Road clinic veteran who’s “not competitive”
At just 35 and one of the very small team of Heart of Australia veterans, Dane Corowa reckons he’s “too easy-going” to be labelled as a competitive bloke.
He might be right, but then there are the simple facts that he worked his way up – by early morning starts and back to it in the evenings – as a professional personal trainer through years of tertiary study to ultimately reach his goal of accreditation as cardiac sonographer.
And in every sense, he’s still doing it – working fulltime in Brisbane on the staff of Queensland Cardiovascular Group (QCG) and using accrued holiday and other leave to join our truck-based clinics into the Southwest.
Dane left his Kingscliff (NSW) home and family, including his three sisters to, follow his fascination with fitness and human movement through studies at QUT in Brisbane for his undergraduate science degree and graduate diploma in cardiac ultrasound.
His key time came when, in his final year of studies, he worked at The Prince Charles Hospital in cardiac investigation – “and I loved it”.
And he’s been doing that now since our kick-off in 2014 – the first sonographer to go on the road with Heart of Australia.
“I’d had no bush experience before Heart of Australia, but (working the truck clinics) I always put my hand up to see the towns. It gives me a buzz and there are so many interesting stories out there”.
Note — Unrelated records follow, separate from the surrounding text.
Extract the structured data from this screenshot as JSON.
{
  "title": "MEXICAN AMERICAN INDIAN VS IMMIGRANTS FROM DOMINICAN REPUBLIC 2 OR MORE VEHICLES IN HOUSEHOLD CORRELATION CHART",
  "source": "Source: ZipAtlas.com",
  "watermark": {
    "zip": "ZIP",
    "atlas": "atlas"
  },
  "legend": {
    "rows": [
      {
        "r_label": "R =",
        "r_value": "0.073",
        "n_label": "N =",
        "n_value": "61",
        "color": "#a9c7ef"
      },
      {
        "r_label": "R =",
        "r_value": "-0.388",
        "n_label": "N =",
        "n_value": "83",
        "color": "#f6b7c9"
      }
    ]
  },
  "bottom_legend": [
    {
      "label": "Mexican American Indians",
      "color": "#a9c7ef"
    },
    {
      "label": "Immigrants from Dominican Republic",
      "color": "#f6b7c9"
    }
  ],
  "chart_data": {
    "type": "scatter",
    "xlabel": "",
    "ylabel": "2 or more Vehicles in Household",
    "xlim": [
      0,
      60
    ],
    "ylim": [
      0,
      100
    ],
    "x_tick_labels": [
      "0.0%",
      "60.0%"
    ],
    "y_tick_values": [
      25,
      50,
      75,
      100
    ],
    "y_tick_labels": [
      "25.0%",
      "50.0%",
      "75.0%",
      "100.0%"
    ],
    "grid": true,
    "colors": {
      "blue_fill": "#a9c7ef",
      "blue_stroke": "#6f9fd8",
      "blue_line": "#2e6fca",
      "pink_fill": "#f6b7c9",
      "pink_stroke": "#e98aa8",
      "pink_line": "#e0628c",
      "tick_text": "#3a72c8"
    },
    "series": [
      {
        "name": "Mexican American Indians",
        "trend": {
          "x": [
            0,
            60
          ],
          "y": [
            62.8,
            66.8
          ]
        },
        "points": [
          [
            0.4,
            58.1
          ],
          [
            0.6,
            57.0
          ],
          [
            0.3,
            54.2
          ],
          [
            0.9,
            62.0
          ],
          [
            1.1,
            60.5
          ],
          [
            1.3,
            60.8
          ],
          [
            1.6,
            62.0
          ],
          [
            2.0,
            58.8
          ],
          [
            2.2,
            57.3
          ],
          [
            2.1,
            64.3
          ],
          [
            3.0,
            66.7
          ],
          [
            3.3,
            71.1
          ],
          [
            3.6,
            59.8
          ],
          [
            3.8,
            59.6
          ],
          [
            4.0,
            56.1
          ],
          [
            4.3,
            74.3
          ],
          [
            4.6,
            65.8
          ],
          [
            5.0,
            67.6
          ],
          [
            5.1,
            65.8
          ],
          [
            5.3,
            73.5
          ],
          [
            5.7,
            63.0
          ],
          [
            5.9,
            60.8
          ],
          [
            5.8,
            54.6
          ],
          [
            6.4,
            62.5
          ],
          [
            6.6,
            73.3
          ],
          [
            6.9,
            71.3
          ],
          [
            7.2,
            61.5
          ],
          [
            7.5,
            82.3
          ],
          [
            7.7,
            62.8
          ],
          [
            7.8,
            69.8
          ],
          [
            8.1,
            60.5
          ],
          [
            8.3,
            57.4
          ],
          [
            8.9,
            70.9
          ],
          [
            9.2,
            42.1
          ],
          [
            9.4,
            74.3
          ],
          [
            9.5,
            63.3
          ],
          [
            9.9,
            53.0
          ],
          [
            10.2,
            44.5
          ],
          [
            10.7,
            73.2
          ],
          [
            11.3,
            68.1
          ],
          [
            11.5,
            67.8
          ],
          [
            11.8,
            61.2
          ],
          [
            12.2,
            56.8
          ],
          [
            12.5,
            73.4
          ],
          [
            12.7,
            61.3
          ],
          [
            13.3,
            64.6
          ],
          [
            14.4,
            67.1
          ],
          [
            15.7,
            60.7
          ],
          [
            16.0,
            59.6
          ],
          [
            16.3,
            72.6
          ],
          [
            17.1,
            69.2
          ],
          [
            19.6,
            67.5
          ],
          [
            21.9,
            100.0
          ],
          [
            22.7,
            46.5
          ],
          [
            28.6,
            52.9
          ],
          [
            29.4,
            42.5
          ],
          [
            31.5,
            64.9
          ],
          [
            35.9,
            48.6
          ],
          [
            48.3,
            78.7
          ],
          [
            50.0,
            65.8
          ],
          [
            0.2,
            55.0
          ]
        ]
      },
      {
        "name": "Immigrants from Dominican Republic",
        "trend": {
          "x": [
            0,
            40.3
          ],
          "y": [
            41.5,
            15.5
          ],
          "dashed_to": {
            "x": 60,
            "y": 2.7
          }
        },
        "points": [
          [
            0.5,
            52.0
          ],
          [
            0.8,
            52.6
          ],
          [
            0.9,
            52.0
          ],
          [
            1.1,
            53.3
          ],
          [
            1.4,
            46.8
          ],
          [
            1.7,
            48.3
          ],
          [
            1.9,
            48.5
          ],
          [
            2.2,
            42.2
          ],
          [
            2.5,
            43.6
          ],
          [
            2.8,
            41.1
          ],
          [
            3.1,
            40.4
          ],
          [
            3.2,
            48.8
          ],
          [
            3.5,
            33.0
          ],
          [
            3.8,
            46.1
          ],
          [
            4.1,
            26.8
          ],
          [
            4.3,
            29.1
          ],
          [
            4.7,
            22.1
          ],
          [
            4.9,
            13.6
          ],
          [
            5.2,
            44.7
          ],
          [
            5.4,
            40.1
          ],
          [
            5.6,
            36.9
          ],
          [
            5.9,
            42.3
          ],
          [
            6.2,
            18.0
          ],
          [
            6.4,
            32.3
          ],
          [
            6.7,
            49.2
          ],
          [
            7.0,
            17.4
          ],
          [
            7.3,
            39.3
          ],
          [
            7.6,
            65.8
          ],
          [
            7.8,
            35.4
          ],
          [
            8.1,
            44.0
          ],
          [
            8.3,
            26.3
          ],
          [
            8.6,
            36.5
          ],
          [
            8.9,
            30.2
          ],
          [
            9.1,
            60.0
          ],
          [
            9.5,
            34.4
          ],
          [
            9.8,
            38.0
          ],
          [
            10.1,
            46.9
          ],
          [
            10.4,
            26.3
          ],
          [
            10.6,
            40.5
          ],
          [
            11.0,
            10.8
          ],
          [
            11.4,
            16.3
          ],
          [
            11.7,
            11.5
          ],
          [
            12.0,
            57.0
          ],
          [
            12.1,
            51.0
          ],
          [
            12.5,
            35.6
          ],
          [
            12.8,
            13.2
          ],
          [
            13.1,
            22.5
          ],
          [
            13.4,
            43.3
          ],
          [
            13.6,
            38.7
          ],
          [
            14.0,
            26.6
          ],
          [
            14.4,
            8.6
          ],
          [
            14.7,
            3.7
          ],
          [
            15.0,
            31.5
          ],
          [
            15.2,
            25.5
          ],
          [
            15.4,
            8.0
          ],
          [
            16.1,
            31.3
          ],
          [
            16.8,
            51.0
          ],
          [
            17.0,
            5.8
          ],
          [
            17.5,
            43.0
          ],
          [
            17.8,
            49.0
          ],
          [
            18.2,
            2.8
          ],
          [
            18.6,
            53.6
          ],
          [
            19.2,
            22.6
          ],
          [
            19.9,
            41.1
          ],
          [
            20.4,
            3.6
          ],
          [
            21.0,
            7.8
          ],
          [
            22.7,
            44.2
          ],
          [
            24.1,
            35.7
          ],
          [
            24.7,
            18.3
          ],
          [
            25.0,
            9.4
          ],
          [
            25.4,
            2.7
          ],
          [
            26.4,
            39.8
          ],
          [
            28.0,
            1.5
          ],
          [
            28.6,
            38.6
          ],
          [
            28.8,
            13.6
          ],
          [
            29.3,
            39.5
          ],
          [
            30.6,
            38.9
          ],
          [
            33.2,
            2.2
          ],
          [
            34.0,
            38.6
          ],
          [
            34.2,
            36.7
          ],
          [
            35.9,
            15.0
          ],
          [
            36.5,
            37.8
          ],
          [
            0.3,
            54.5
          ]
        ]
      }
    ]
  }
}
And no, he’s not planning to get off our truck anytime soon. “There’s a shortage of sonographers in Australia and I want to help Rolf” – HoA founder and CEO Dr Rolf Gomes.
But what about competitiveness? Dane this month completed a 200klms beach ride, Surfers Paradise to Byron Bay and back – “fat-tyre bikes on the sand; it was tough” – to raise funds for the Stillbirth Foundation and he’s currently preparing for a triathlon, again in support of a charity.
And the worst experience Dane’s had on our truck?
Dane was a passenger, just he and our driver on board – “we had a flat tyre and we were already behind time to get to our next town; there was no mobile phone service in the area … but we changed the wheel (one of 18 on the rig) and we made it”.